Why Healthcare Models Have to Explain Themselves

In late 2023 I co-authored a paper at ACIT on explainable AI for healthcare. The premise was simple: medical models keep posting state-of-the-art accuracy numbers on benchmark datasets, and adoption is still glacial. Why?

The short answer: clinicians are not allowed to trust black boxes, and they shouldn't be.

What "explainable" actually has to mean

In a tech-Twitter sense, "explainability" usually means a heatmap. The model classified this chest X-ray as pneumonia; here's a Grad-CAM showing which pixels mattered. Useful, but insufficient. A clinician needs three things from an explanation:

Locality — what specifically in this image (or this patient's history) drove the call?
Generality — does the feature the model is using correspond to something pathophysiologically meaningful, or is it leaking from artifacts (scanner type, patient positioning, scan-room demographics)?
Counterfactuals — what would have to change for the prediction to flip?

A heatmap gives you (1). It doesn't give you (2) or (3). And without (2) and (3), the explanation is decorative.

The accuracy–interpretability frontier isn't fixed

A common framing is that there's an unavoidable trade-off: linear models are interpretable but weak; deep nets are accurate but opaque; pick your poison.

In practice, the frontier is much more flexible than that:

Sparse, monotonic gradient-boosted trees can match deep nets on tabular medical data while remaining inspectable per-feature.
Concept bottleneck models force a deep net to route its prediction through a layer of human-named medical concepts ("ground-glass opacity," "consolidation"), so explanations are in clinical vocabulary.
Prototype networks classify by similarity to training examples a clinician can pull up and look at.

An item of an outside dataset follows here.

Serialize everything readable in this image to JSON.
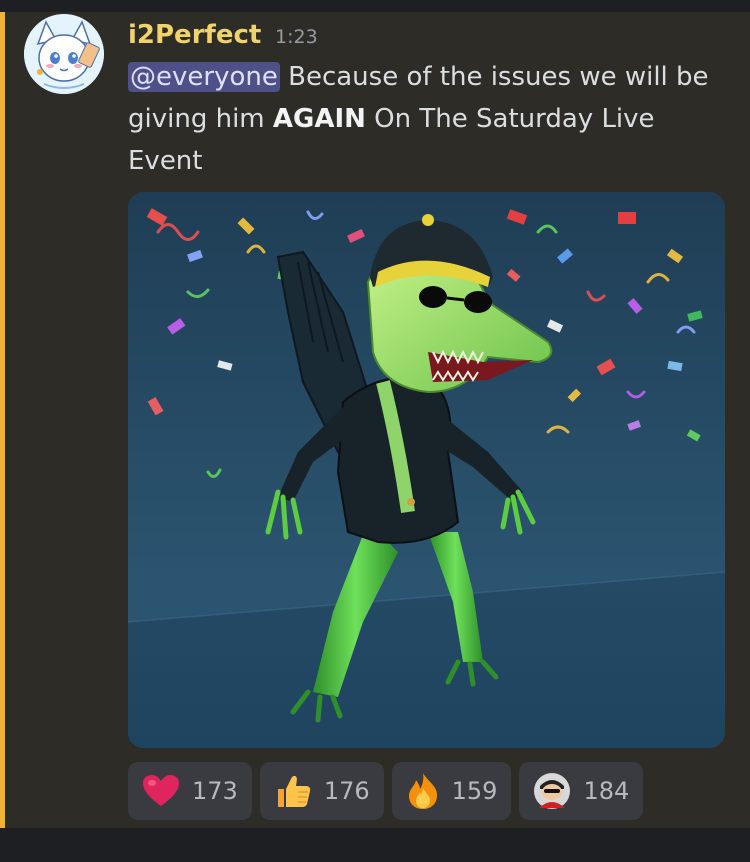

The trade-off exists, but you can usually buy a lot of interpretability for very little accuracy if you design for it from the start, instead of bolting on SHAP at the end.

The piece I keep coming back to

The deepest version of this problem isn't technical. It's about the locus of responsibility.

When a clinician makes a wrong call, there's a well-developed system — review boards, malpractice law, professional norms — for assigning and absorbing that responsibility. When a model makes a wrong call, that machinery doesn't exist yet. And so a clinician using a black-box model is being asked to personally underwrite a recommendation they cannot interrogate.

You can't fix that with better algorithms. You fix it by building models the clinician can argue with.

That, I think, is the real bar for healthcare AI: not "is it accurate," but "can a thoughtful doctor disagree with it for a stated reason."

We're not there yet. But we're closer than the doom narrative suggests.